A Arte de Damián Ayma Zepita Chega à Bienal do Mercosul

A Arte de Damián Ayma Zepita Chega à Bienal do Mercosul

A poderosa obra visual do fotógrafo aimará dialoga com obras de sessenta artistas latino-americanos e caribenhos na 14ª Bienal do Mercosul, uma das plataformas mais significativas para a arte contemporânea na América Latina. Damián Ayma Zepita capturou as realidades cotidianas e cerimoniais de comunidades rurais no planalto boliviano. Seu arquivo, agora abrigado pelo MUSEF (Museu Nacional de História Natural), é composto por mais de 18.000 negativos, placas de vidro e fotografias impressas, muitas das quais nunca vistas fora da Bolívia.



Em meio a um cenário profundamente comovente, marcado pela força da natureza e pela resiliência do povo brasileiro, a Bolívia está presente na 14ª Bienal do Mercosul, uma das plataformas mais significativas para a arte contemporânea na América Latina, com a poderosa obra visual de Damián Ayma Zepita, fotógrafo aimará que durante décadas documentou a vida e a espiritualidade andinas a partir de uma perspectiva privilegiada.

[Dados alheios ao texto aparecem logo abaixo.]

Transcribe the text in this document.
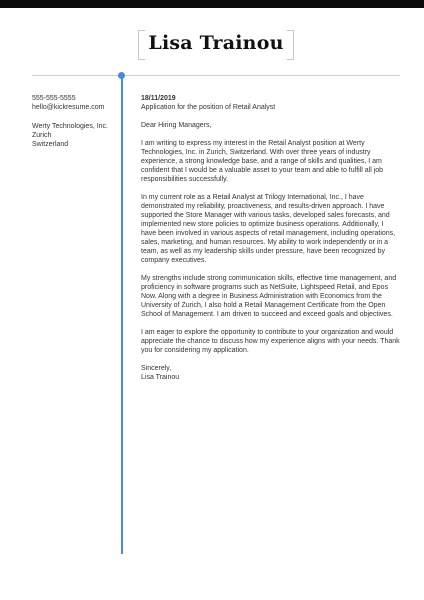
Lisa Trainou
555-555-5555
hello@kickresume.com
Werty Technologies, Inc.
Zurich
Switzerland
18/11/2019
Application for the position of Retail Analyst

Dear Hiring Managers,

I am writing to express my interest in the Retail Analyst position at Werty
Technologies, Inc. in Zurich, Switzerland. With over three years of industry
experience, a strong knowledge base, and a range of skills and qualities, I am
confident that I would be a valuable asset to your team and able to fulfill all job
responsibilities successfully.

In my current role as a Retail Analyst at Trilogy International, Inc., I have
demonstrated my reliability, proactiveness, and results-driven approach. I have
supported the Store Manager with various tasks, developed sales forecasts, and
implemented new store policies to optimize business operations. Additionally, I
have been involved in various aspects of retail management, including operations,
sales, marketing, and human resources. My ability to work independently or in a
team, as well as my leadership skills under pressure, have been recognized by
company executives.

My strengths include strong communication skills, effective time management, and
proficiency in software programs such as NetSuite, Lightspeed Retail, and Epos
Now. Along with a degree in Business Administration with Economics from the
University of Zurich, I also hold a Retail Management Certificate from the Open
School of Management. I am driven to succeed and exceed goals and objectives.

I am eager to explore the opportunity to contribute to your organization and would
appreciate the chance to discuss how my experience aligns with your needs. Thank
you for considering my application.

Sincerely,
Lisa Trainou
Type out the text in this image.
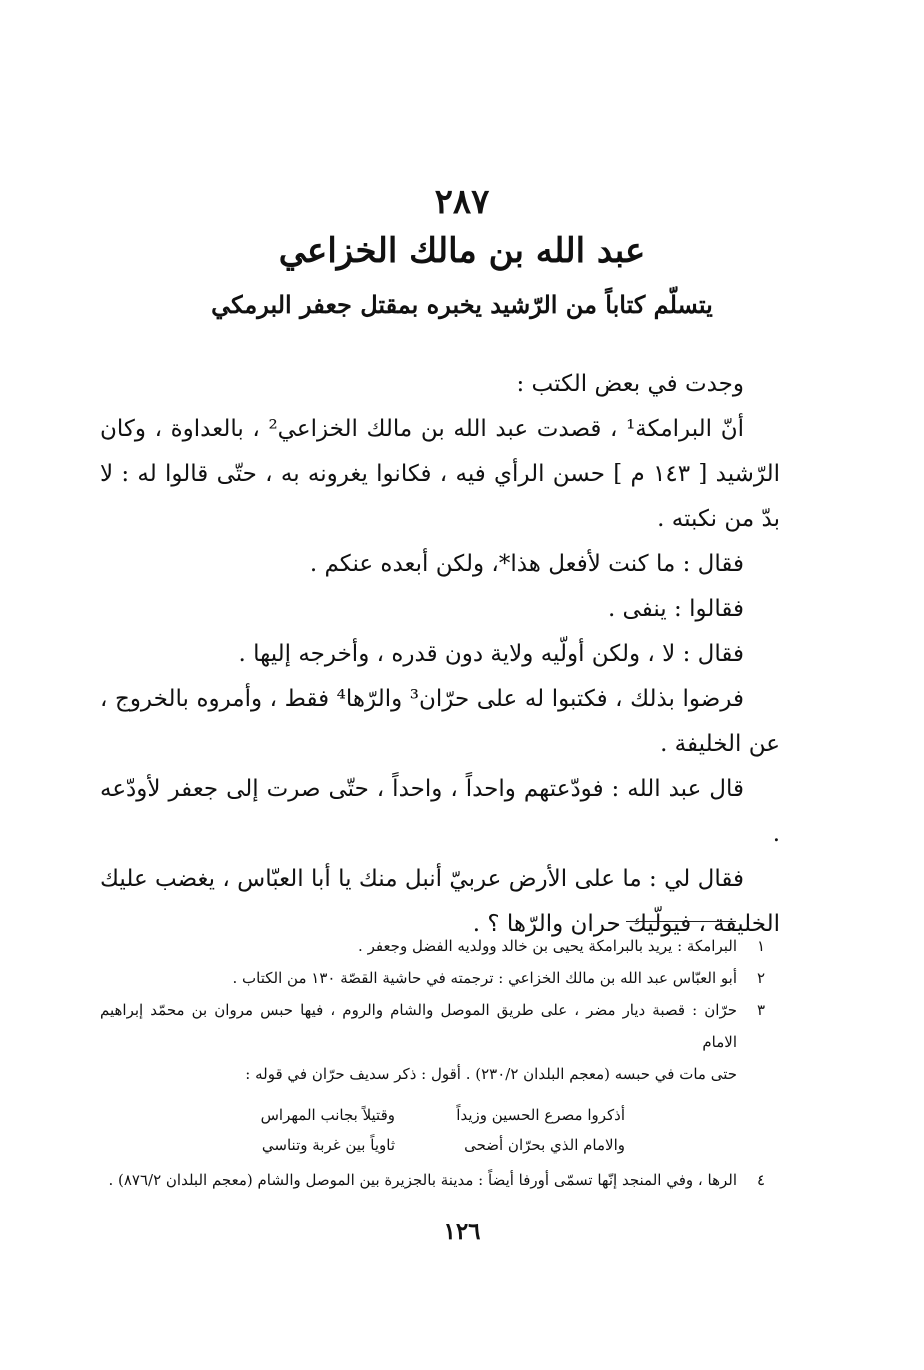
٢٨٧
عبد الله بن مالك الخزاعي
يتسلّم كتاباً من الرّشيد يخبره بمقتل جعفر البرمكي

وجدت في بعض الكتب :

أنّ البرامكة¹ ، قصدت عبد الله بن مالك الخزاعي² ، بالعداوة ، وكان الرّشيد [ ١٤٣ م ] حسن الرأي فيه ، فكانوا يغرونه به ، حتّى قالوا له : لا بدّ من نكبته .

فقال : ما كنت لأفعل هذا*، ولكن أبعده عنكم .

فقالوا : ينفى .

فقال : لا ، ولكن أولّيه ولاية دون قدره ، وأخرجه إليها .

فرضوا بذلك ، فكتبوا له على حرّان³ والرّها⁴ فقط ، وأمروه بالخروج ، عن الخليفة .

قال عبد الله : فودّعتهم واحداً ، واحداً ، حتّى صرت إلى جعفر لأودّعه .

فقال لي : ما على الأرض عربيّ أنبل منك يا أبا العبّاس ، يغضب عليك الخليفة ، فيولّيك حران والرّها ؟ .

١
البرامكة : يريد بالبرامكة يحيى بن خالد وولديه الفضل وجعفر .
٢
أبو العبّاس عبد الله بن مالك الخزاعي : ترجمته في حاشية القصّة ١٣٠ من الكتاب .
٣
حرّان : قصبة ديار مضر ، على طريق الموصل والشام والروم ، فيها حبس مروان بن محمّد إبراهيم الامام
حتى مات في حبسه (معجم البلدان ٢٣٠/٢) . أقول : ذكر سديف حرّان في قوله :
أذكروا مصرع الحسين وزيداً
وقتيلاً بجانب المهراس
والامام الذي بحرّان أضحى
ثاوياً بين غربة وتناسي
٤
الرها ، وفي المنجد إنّها تسمّى أورفا أيضاً : مدينة بالجزيرة بين الموصل والشام (معجم البلدان ٨٧٦/٢) .
١٢٦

A exposição, cuja inauguração estava prevista para 12 de setembro de 2024, em Porto Alegre, foi adiada devido às enchentes sem precedentes que atingiram todo o estado do Rio Grande do Sul. Chuvas intensas e constantes causaram rompimentos de barragens, transbordamentos de rios e deslocamentos em massa da população. A cidade, sede histórica da Bienal desde sua criação em 1997, foi palco de uma tragédia que deixou milhares de desabrigados, mortos e desaparecidos.

 



Diante desse contexto, a Fundação Bienal do Mercosul decidiu adiar sua inauguração, anunciando que havia grande probabilidade de remarcar o evento para 2025. E assim foi. Desde 27 de março, o Museu Nacional de Etnografia e Folclore (MUSEF) projeta-se no cenário continental com fotografias de seu arquivo patrimonial, tiradas por Damián Ayma Zepita (1921-1999), cronista visual aimará que dedicou sua vida a registrar as realidades cotidianas e cerimoniais das comunidades rurais do planalto boliviano. Sua obra — declarada Memória do Mundo em 2019 pelo Programa MOWLAC da UNESCO — representa não apenas um testemunho documental, mas também um ato de soberania estética dos povos indígenas. As imagens, selecionadas pela equipe curatorial da Bienal sob o conceito "Estalo", fazem parte de um corpus visual que desafia as narrativas visuais coloniais e posiciona os sujeitos indígenas como produtores de história e estética.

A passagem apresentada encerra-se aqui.